Back in the days of the ‘Open Field System’ it was necessary to ensure that everyone was treated fairly with an equal chance of acquiring decent strips and naff strips of land. We know that a bizarre method of parcelling out the strips persisted in Congresbury and Puxton on the Saturday preceding Old Midsummer’s until 1811 which involved tattooed apples (e.g. one bearing a ‘dung fork’) being extracted from a hat or bag (a bit like the FA Cup draw) and said apples determining the strips you got. I particularly like that the serious business of the day was followed by ‘hearty mirth’. Oh yes.

6. Late October

‘It’s Punky Night tonight. It’s Punky Night tonight. Give us a candle, give us a light. It’s Punky Night tonight’. This is one variant of the verse sung by children as they parade the streets of Hinton St George with their ‘punkies’ (a mangold-worzel or large turnip treated much like a Halloween pumpkin). Hinton St George and Lopen both claim to have been the originators of this particular custom whose age and precise origin are debated with one plausible version being that improvised lanterns were made to guide Hinton and Lopen men home after a boozy outing to the local fair.

7. Christmas

‘And did those feet in ancient time…’ The words of ‘Jerusalem’ by William Blake tell of a legend that Joseph of Arimathea came to England, accompanied by the child Jesus, and that on a later visit, after the crucifixion, Joseph is said to have planted his staff in the ground at Glastonbury, which then grew into a thorn tree that reliably flowered each Christmas. It’s little wonder that Glastonbury has that other-worldly aura. That Christmas blossoming was first recorded in 1535 apparently during the reign of Henry VIII.

Great British Life: Hinton St George where the punkies come out every last Thursday in OctoberHinton St George where the punkies come out every last Thursday in October (Image: Nick Chipchase)

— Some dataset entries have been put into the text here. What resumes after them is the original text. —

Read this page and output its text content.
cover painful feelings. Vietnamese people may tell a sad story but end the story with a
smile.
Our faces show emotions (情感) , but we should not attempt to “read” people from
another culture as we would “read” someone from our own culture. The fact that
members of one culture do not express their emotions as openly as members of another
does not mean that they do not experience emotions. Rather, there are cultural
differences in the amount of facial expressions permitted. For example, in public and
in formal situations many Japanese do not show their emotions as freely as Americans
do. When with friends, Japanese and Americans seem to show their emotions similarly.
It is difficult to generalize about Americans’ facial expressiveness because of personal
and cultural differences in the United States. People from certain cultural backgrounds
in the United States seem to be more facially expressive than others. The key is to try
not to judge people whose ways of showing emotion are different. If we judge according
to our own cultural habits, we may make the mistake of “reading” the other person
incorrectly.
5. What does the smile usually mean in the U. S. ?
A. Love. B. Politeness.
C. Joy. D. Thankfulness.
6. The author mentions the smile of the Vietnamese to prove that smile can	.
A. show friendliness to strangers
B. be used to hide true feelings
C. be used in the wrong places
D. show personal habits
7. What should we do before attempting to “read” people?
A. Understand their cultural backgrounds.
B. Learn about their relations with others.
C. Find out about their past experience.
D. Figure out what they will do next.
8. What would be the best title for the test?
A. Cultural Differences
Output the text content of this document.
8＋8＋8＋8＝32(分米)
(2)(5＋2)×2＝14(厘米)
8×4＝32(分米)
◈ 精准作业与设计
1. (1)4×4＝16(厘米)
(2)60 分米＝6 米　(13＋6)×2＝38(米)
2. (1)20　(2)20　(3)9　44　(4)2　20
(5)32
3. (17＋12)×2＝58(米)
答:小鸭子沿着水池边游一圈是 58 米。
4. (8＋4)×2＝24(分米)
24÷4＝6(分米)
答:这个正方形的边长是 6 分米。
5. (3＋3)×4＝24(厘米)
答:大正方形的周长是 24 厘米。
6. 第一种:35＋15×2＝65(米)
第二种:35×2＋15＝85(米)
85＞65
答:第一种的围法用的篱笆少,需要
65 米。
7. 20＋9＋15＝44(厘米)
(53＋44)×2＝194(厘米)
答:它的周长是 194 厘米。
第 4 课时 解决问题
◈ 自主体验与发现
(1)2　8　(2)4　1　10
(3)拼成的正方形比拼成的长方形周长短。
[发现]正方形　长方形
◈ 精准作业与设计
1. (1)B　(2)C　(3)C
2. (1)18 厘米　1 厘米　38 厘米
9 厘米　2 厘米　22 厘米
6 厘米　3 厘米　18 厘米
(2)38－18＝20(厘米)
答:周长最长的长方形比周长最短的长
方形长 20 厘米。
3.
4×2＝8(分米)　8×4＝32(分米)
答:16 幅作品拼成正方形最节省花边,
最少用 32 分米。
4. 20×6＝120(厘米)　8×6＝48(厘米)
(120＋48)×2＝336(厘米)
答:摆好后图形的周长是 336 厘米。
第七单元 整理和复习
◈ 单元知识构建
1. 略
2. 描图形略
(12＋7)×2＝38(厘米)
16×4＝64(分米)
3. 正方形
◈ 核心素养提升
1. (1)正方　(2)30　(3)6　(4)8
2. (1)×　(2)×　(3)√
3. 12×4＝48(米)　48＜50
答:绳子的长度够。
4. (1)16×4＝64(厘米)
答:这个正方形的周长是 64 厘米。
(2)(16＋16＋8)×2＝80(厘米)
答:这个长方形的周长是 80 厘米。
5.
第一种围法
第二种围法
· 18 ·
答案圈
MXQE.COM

Other (current) Somerset customs and festivals

January 17 – Wassailing takes place on/around Old Twelfth Night with much cider drinking.

February – Shepton festival to celebrate ‘snowdrop king’ James Allen with snowdrop planting.

April – The Mells Daffodil Festival features around 150 street stalls, live music etc.

May 11 – Somerset Day, a date marking Alfred the Great’s victory at Eddington (878).

June – The five-day Glastonbury music festival that was founded in 1970.

August – The Wells Moat Boat Races take place on the moat of the Bishop’s Palace.

November – The Somerset County Guy Fawkes Carnival Association Circuit sees a procession of colourful carnival floats.

Kilmersdon – You can climb the Jack and Jill Hill any day of the year.

Other Somerset customs (Historic)

January 5/6 – The ashen faggot was burned on old Christmas Eve (Twelfth Night).

March – Frumenty (wheat boiled in milk) was sold by women at Weston-super-Mare market

Nearest Sunday to September 1 – ‘Crabbing the parson’ at Hawkridge (lobbing crab apples).

Christmas – William Holland, parson of Overstowey (1799-1819) entertained his parishioners.


The Julian Calendar was replaced by the Gregorian Calendar in 1752 with a ‘loss’ of 11 days. Old Midsummer’s Day, for example, was on July 5, whereas today it falls on June 24.